The description is concise, consisting of two sentences: the first states the core function, and the second provides usage context. There is no redundant information.

Shorter descriptions cost fewer tokens and are easier for agents to parse. Every sentence should earn its place.

Completeness4/5

Given the tool's complexity, does the description cover enough for an agent to succeed on first attempt?

For a simple tool with two parameters and no output schema, the description covers the purpose and usage context adequately. However, it lacks details about edge cases (e.g., no session found, empty messages) and does not specify the format of the returned messages. Slightly incomplete but sufficient.

Complex tools with many parameters or behaviors need more documentation. Simple tools need less. This dimension scales expectations accordingly.

Parameters3/5

Does the description clarify parameter syntax, constraints, interactions, or defaults beyond what the schema provides?

Schema description coverage is 100%, with both parameters ('instance' and 'message_limit') described adequately in the schema.
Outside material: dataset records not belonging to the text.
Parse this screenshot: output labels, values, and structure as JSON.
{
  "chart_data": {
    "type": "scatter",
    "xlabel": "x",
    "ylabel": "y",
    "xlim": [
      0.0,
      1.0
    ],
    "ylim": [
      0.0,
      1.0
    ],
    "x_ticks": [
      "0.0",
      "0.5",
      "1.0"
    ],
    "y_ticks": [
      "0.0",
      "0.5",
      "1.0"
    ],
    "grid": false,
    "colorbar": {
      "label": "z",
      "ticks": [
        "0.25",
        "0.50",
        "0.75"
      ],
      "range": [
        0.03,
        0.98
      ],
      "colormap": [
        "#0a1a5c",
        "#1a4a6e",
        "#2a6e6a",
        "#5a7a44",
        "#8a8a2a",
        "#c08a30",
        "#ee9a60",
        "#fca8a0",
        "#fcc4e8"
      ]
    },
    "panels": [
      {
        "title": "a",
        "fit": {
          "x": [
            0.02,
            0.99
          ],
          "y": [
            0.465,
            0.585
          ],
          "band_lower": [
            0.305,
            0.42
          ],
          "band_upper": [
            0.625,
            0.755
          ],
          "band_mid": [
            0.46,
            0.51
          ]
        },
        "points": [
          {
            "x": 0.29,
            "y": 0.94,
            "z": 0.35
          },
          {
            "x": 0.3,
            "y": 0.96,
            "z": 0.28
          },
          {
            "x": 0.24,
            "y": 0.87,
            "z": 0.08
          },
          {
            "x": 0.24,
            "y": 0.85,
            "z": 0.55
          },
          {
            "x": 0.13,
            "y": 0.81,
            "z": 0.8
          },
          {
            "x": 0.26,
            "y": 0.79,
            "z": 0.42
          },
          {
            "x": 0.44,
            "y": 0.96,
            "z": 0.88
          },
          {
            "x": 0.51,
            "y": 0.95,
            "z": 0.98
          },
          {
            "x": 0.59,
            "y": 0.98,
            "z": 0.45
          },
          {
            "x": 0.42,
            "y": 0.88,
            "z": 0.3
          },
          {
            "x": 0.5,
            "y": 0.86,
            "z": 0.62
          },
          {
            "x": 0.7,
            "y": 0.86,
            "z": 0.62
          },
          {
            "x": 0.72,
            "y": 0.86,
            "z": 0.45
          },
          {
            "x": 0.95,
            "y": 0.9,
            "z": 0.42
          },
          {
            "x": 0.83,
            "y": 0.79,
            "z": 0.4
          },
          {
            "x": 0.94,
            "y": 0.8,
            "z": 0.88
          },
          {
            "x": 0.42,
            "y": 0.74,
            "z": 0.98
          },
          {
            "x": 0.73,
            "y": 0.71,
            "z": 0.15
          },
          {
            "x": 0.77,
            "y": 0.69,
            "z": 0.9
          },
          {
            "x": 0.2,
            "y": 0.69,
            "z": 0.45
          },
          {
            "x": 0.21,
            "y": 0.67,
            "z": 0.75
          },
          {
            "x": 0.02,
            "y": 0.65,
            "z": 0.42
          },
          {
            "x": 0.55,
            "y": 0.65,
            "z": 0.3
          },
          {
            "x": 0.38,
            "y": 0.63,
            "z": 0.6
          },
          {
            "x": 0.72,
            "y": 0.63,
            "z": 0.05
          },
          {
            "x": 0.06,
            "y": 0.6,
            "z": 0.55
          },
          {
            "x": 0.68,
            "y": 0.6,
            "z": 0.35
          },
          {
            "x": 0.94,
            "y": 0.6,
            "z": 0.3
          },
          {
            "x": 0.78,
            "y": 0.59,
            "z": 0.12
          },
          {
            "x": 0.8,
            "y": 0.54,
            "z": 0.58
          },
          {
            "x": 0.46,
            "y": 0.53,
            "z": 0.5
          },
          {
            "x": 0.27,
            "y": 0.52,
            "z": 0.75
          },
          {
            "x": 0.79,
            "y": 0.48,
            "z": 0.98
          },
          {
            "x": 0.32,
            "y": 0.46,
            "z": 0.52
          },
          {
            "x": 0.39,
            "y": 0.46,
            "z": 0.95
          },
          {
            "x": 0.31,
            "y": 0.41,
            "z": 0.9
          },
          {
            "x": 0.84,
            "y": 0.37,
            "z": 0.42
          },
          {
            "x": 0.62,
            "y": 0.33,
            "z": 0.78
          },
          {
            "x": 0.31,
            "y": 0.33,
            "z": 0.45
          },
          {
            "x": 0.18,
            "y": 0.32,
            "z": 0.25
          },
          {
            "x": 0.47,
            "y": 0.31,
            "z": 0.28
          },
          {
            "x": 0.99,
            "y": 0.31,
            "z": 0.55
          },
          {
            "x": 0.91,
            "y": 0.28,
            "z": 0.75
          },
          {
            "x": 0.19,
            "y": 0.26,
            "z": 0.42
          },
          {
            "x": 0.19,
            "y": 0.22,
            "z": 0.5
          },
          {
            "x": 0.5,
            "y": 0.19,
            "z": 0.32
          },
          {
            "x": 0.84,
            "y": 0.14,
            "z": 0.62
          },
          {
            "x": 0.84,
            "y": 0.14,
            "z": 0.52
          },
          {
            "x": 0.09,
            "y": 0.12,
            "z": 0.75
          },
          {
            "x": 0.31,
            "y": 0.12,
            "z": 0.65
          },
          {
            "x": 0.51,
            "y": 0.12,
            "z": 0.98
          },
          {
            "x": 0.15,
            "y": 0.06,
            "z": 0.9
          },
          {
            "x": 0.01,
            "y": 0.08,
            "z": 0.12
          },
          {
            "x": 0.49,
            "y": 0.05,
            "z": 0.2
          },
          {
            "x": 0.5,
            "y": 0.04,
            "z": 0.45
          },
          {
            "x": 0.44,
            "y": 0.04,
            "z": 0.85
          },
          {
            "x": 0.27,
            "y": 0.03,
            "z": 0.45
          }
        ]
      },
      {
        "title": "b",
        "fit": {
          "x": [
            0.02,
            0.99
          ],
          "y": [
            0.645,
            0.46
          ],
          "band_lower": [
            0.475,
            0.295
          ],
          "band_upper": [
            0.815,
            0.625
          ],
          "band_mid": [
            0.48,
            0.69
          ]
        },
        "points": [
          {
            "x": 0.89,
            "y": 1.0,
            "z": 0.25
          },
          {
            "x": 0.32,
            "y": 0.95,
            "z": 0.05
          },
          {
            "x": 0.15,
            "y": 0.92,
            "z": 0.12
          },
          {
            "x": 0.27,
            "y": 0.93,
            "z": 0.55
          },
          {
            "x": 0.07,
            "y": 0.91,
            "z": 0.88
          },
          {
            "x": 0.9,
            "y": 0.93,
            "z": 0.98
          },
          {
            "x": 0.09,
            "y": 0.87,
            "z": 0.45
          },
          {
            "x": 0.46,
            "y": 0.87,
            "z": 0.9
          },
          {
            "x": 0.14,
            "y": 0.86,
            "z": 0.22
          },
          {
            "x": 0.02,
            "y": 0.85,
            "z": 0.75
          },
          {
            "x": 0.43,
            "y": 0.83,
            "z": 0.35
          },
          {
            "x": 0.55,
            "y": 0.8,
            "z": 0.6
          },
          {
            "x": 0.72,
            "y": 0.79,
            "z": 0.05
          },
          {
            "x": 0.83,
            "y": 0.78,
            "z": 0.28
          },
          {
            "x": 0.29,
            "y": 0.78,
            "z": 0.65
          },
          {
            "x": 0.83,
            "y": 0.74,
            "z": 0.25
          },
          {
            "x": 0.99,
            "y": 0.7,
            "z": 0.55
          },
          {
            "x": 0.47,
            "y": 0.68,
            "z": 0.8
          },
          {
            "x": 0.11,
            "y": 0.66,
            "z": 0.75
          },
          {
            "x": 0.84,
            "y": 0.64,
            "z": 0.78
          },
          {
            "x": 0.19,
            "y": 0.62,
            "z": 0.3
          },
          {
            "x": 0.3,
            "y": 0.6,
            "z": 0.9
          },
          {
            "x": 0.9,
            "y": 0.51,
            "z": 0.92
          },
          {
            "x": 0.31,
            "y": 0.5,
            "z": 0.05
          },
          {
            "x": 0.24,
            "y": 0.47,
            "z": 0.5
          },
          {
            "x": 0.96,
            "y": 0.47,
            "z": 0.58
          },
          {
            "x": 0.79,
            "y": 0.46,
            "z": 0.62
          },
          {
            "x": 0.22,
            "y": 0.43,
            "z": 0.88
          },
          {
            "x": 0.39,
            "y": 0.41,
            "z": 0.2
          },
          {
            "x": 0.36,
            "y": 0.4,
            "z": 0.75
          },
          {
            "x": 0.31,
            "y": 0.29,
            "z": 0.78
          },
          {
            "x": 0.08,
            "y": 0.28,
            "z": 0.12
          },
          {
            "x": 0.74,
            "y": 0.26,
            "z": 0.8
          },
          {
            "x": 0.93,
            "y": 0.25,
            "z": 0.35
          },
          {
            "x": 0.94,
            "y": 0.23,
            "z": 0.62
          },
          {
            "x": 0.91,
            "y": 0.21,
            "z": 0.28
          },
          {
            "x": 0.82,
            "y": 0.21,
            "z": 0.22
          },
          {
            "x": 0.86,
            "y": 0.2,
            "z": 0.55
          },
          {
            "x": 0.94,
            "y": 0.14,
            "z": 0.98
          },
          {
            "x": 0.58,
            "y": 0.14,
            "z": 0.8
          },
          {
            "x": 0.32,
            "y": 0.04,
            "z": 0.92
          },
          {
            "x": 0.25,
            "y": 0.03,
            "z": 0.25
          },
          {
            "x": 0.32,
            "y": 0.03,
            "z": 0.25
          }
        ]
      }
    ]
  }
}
The tool description adds context about the 'most recent opencode session,' providing minor added value beyond the schema but not enough to substantially raise the score.

Input schemas describe structure but not intent. Descriptions should explain non-obvious parameter relationships and valid value ranges.

Purpose5/5

Does the description clearly state what the tool does and how it differs from similar tools?

The description clearly states the tool reads 'the last few messages from the most recent opencode session on an instance,' specifying the action (read), resource (messages), and scope. This verb+resource structure effectively distinguishes it from sibling tools 'instances' and 'send'.

Agents choose between tools based on descriptions. A clear purpose with a specific verb and resource helps agents select the right tool.

Usage Guidelines3/5

Does the description explain when to use this tool, when not to, or what alternatives exist?

The description provides a clear use case ('to see what has been happening without sending a new message') but does not explicitly state when not to use this tool or compare it to alternatives. It implies reading versus sending but lacks explicit exclusion criteria.

Agents often have multiple tools that could apply. Explicit usage guidance like "use X instead of Y when Z" prevents misuse.